Location: Livestock Behavior ResearchTitle: Time course determination of the effects of rapid and gradual cooling after acute hyperthermia on body temperature and intestinal integrity in pigs
|KPODO, KOUASSI - Purdue University|
|DUTTLINGER, ALAN - Purdue University|
|RADCLIFFE, JOHN - Purdue University|
Submitted to: Journal of Thermal Biology
Publication Type: Peer Reviewed Journal
Publication Acceptance Date: 12/7/2019
Publication Date: 12/13/2019
Citation: Kpodo, K.R., Duttlinger, A.W., Radcliffe, J.S., Johnson, J.S. 2019. Time course determination of the effects of rapid and gradual cooling after acute hyperthermia on body temperature and intestinal integrity in pigs. Journal of Thermal Biology. https://doi.org/10.1016/j.jtherbio.2019.102481.

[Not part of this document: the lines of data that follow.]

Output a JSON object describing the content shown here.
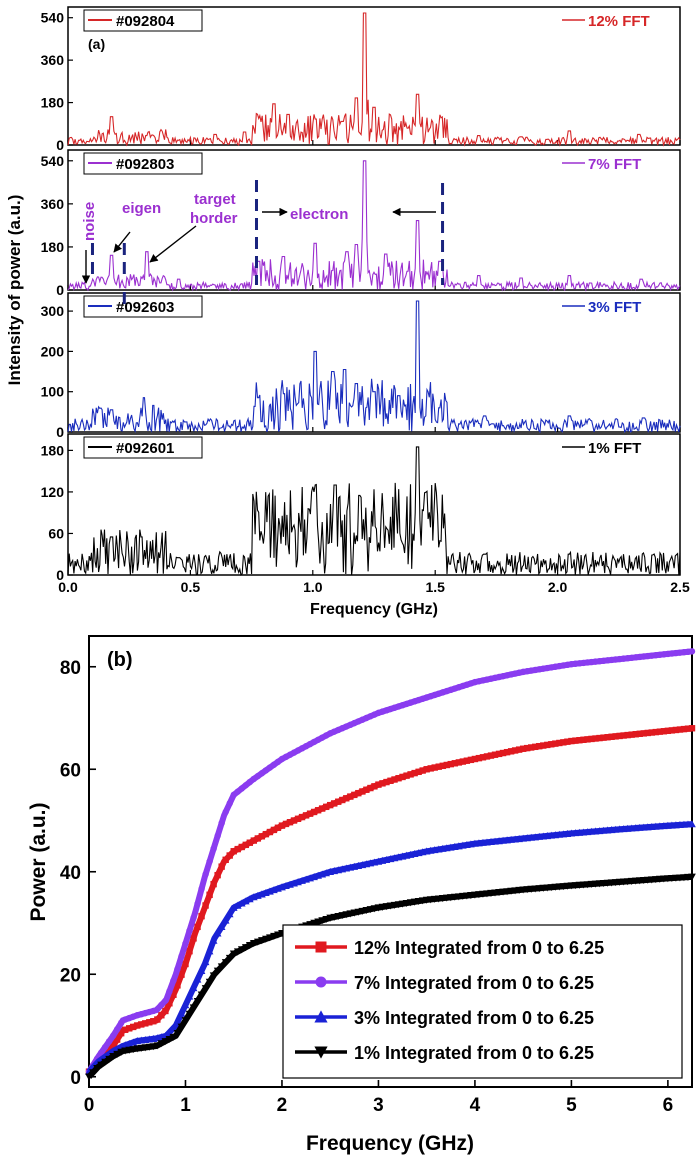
{
  "chart_data": [
    {
      "type": "line",
      "panel_label": "(a)",
      "xlabel": "Frequency (GHz)",
      "ylabel": "Intensity of power (a.u.)",
      "xlim": [
        0.0,
        2.5
      ],
      "x_ticks": [
        "0.0",
        "0.5",
        "1.0",
        "1.5",
        "2.0",
        "2.5"
      ],
      "subpanels": [
        {
          "shot": "#092804",
          "fft_label": "12% FFT",
          "color": "#d62728",
          "ylim": [
            0,
            560
          ],
          "y_ticks": [
            "0",
            "180",
            "360",
            "540"
          ],
          "peaks": [
            [
              0.05,
              20
            ],
            [
              0.18,
              120
            ],
            [
              0.32,
              40
            ],
            [
              0.6,
              45
            ],
            [
              0.72,
              55
            ],
            [
              0.84,
              175
            ],
            [
              0.9,
              130
            ],
            [
              1.01,
              110
            ],
            [
              1.12,
              100
            ],
            [
              1.18,
              200
            ],
            [
              1.21,
              560
            ],
            [
              1.25,
              160
            ],
            [
              1.43,
              215
            ],
            [
              1.52,
              75
            ],
            [
              1.68,
              40
            ],
            [
              1.85,
              35
            ],
            [
              2.05,
              60
            ],
            [
              2.33,
              45
            ]
          ]
        },
        {
          "shot": "#092803",
          "fft_label": "7% FFT",
          "color": "#9b30d0",
          "ylim": [
            0,
            560
          ],
          "y_ticks": [
            "0",
            "180",
            "360",
            "540"
          ],
          "peaks": [
            [
              0.06,
              25
            ],
            [
              0.18,
              145
            ],
            [
              0.32,
              160
            ],
            [
              0.45,
              45
            ],
            [
              0.78,
              120
            ],
            [
              0.88,
              140
            ],
            [
              1.01,
              195
            ],
            [
              1.14,
              160
            ],
            [
              1.18,
              190
            ],
            [
              1.21,
              540
            ],
            [
              1.3,
              150
            ],
            [
              1.43,
              290
            ],
            [
              1.52,
              120
            ],
            [
              1.68,
              60
            ],
            [
              1.85,
              50
            ],
            [
              2.05,
              60
            ],
            [
              2.34,
              45
            ]
          ],
          "annotations": [
            "noise",
            "eigen",
            "target",
            "horder",
            "electron"
          ]
        },
        {
          "shot": "#092603",
          "fft_label": "3% FFT",
          "color": "#1a2dbd",
          "ylim": [
            0,
            330
          ],
          "y_ticks": [
            "0",
            "100",
            "200",
            "300"
          ],
          "peaks": [
            [
              0.06,
              20
            ],
            [
              0.18,
              55
            ],
            [
              0.31,
              85
            ],
            [
              0.48,
              25
            ],
            [
              0.78,
              85
            ],
            [
              0.88,
              95
            ],
            [
              1.01,
              200
            ],
            [
              1.08,
              150
            ],
            [
              1.13,
              155
            ],
            [
              1.18,
              120
            ],
            [
              1.25,
              100
            ],
            [
              1.35,
              90
            ],
            [
              1.43,
              325
            ],
            [
              1.52,
              60
            ],
            [
              1.7,
              40
            ],
            [
              2.05,
              40
            ],
            [
              2.35,
              35
            ]
          ]
        },
        {
          "shot": "#092601",
          "fft_label": "1% FFT",
          "color": "#000000",
          "ylim": [
            0,
            195
          ],
          "y_ticks": [
            "0",
            "60",
            "120",
            "180"
          ],
          "peaks": [
            [
              0.06,
              20
            ],
            [
              0.18,
              55
            ],
            [
              0.3,
              55
            ],
            [
              0.45,
              25
            ],
            [
              0.78,
              50
            ],
            [
              0.88,
              55
            ],
            [
              1.0,
              120
            ],
            [
              1.09,
              130
            ],
            [
              1.19,
              115
            ],
            [
              1.25,
              70
            ],
            [
              1.35,
              60
            ],
            [
              1.43,
              185
            ],
            [
              1.52,
              40
            ],
            [
              1.7,
              30
            ],
            [
              2.05,
              30
            ],
            [
              2.35,
              25
            ]
          ]
        }
      ]
    },
    {
      "type": "line",
      "panel_label": "(b)",
      "xlabel": "Frequency (GHz)",
      "ylabel": "Power (a.u.)",
      "xlim": [
        0,
        6.25
      ],
      "ylim": [
        -2,
        86
      ],
      "x_ticks": [
        "0",
        "1",
        "2",
        "3",
        "4",
        "5",
        "6"
      ],
      "y_ticks": [
        "0",
        "20",
        "40",
        "60",
        "80"
      ],
      "legend_position": "bottom-right",
      "series": [
        {
          "name": "12% Integrated from 0 to 6.25",
          "color": "#e0191f",
          "marker": "square",
          "x": [
            0,
            0.1,
            0.25,
            0.35,
            0.5,
            0.7,
            0.8,
            0.9,
            1.0,
            1.1,
            1.2,
            1.3,
            1.4,
            1.5,
            1.7,
            2.0,
            2.5,
            3.0,
            3.5,
            4.0,
            4.5,
            5.0,
            5.5,
            6.0,
            6.25
          ],
          "y": [
            1,
            3,
            6,
            9,
            10,
            11,
            13,
            17,
            22,
            28,
            33,
            38,
            42,
            44,
            46,
            49,
            53,
            57,
            60,
            62,
            64,
            65.5,
            66.5,
            67.5,
            68
          ]
        },
        {
          "name": "7% Integrated from 0 to 6.25",
          "color": "#8a3cf0",
          "marker": "circle",
          "x": [
            0,
            0.1,
            0.25,
            0.35,
            0.5,
            0.7,
            0.8,
            0.9,
            1.0,
            1.1,
            1.2,
            1.3,
            1.4,
            1.5,
            1.7,
            2.0,
            2.5,
            3.0,
            3.5,
            4.0,
            4.5,
            5.0,
            5.5,
            6.0,
            6.25
          ],
          "y": [
            1,
            4,
            8,
            11,
            12,
            13,
            15,
            20,
            26,
            32,
            39,
            45,
            51,
            55,
            58,
            62,
            67,
            71,
            74,
            77,
            79,
            80.5,
            81.5,
            82.5,
            83
          ]
        },
        {
          "name": "3% Integrated from 0 to 6.25",
          "color": "#1a22d6",
          "marker": "triangle-up",
          "x": [
            0,
            0.1,
            0.25,
            0.35,
            0.5,
            0.7,
            0.8,
            0.9,
            1.0,
            1.1,
            1.2,
            1.3,
            1.4,
            1.5,
            1.7,
            2.0,
            2.5,
            3.0,
            3.5,
            4.0,
            4.5,
            5.0,
            5.5,
            6.0,
            6.25
          ],
          "y": [
            1,
            3,
            5,
            6,
            7,
            7.5,
            8,
            10,
            14,
            18,
            22,
            27,
            30,
            33,
            35,
            37,
            40,
            42,
            44,
            45.5,
            46.5,
            47.5,
            48.3,
            49,
            49.3
          ]
        },
        {
          "name": "1% Integrated from 0 to 6.25",
          "color": "#000000",
          "marker": "triangle-down",
          "x": [
            0,
            0.1,
            0.25,
            0.35,
            0.5,
            0.7,
            0.8,
            0.9,
            1.0,
            1.1,
            1.2,
            1.3,
            1.4,
            1.5,
            1.7,
            2.0,
            2.5,
            3.0,
            3.5,
            4.0,
            4.5,
            5.0,
            5.5,
            6.0,
            6.25
          ],
          "y": [
            0,
            2,
            4,
            5,
            5.5,
            6,
            7,
            8,
            11,
            14,
            17,
            20,
            22,
            24,
            26,
            28,
            31,
            33,
            34.5,
            35.5,
            36.5,
            37.3,
            38,
            38.7,
            39
          ]
        }
      ]
    }
  ]
}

Interpretive Summary: Acute hyperthermia negatively affects animal health and well-being, resulting in economic losses due to increased health care costs and mortality. In animal agriculture, swine are more susceptible to acute hyperthermia in tropical regions and during warm summer months in temperate climates. To alleviate the negative impacts of heat stress in pigs, different cooling methods such as cooling pads, ventilation, and evaporative cooling are used; however, these methods may not be adequate during acute hyperthermia. Previous studies determined that rapid cooling (ice water immersion) increased intestinal damage and reduced the ability of pigs to dissipate body heat following acute hyperthermia. Therefore, the study objective was to evaluate the temporal effects of rapid cooling on body temperature, intestinal morphology and integrity, and inflammatory response after acute hyperthermia in pigs. We hypothesized that rapid cooling after acute hyperthermia would prolong the body temperature increase, thereby increasing hyperthermia-induced intestinal damage and inflammatory responses with long-lasting effects post recovery. Contrary to our hypothesis, it was determined that rapid cooling after acute hyperthermia was effective in reducing intestinal damage and returning the body temperature to normal after acute hyperthermia in pigs. This response was partially attributed to the fact that pigs were not able to consume feed during the acute hyperthermia and recovery procedures. It is now hypothesized that feed withdrawal can assist pigs in returning to a normal body temperature more rapidly after acute hyperthermia and future studies will attempt to determine whether this hypothesis is correct.
Technical Abstract: Rapid cooling after acute hyperthermia may cause a sustained increase in body temperature and exacerabate intestinal damage in pigs. Therefore, the study objective was to evaluate the temporal effects of rapid and gradual cooling on body temperature response and intestinal integrity after acute hyperthermia in pigs. In three repetitions, 54 pigs [83.3 ± 6.7 kg initial body weight (BW)] balanced by sex were exposed to thermoneutral conditions for 6h (TN; n = 6 pigs/rep; 21.1 ± 2.0°C), or heat stress conditions (HS; 39.3 ± 1.6°C) for 3h, followed by a 3h recovery period of gradual cooling [HSGC; n = 6 pigs/repetition; gradual decrease from HS to TN conditions] or rapid cooling (HSRC; n = 6 pigs/repetition; rapid TN exposure and cold water dousing every 30 min for 1.5h). Feed was withheld throughout the entire 6h period, but water was provided ad libitum. Gastrointestinal (TGI) and rectal (TR) temperatures were recorded every 15 min during the HS and recovery periods. Six pigs per repetition (n = 2/treatment) were euthanized and jejunal and ileal samples were collected for histology immediately after (d0), 2d after, and 4d after the recovery period. Data were analyzed using the PROC MIXED procedure in SAS 9.4. Overall, rapid cooling reduced TR and TGI (P < 0.01; 0.95°C and 0.74°C, respectively) compared to gradual cooling. Jejunal villus height was reduced overall (P = 0.02; 14.01%) in HSGC compared to HSRC and TN pigs. Jejunal villus height-to-crypt depth ratio was reduced overall (P = 0.05; 16.76%) in HSGC compared to TN pigs. Ileal villus height was reduced overall (P < 0.01; 16.95%) in HSGC compared to HSRC and TN pigs. No other intestinal morphology differences were detected. In summary, HSRC did not cause a sustained increase in body temperature and did not negatively impact biomarkers of intestinal integrity in pigs.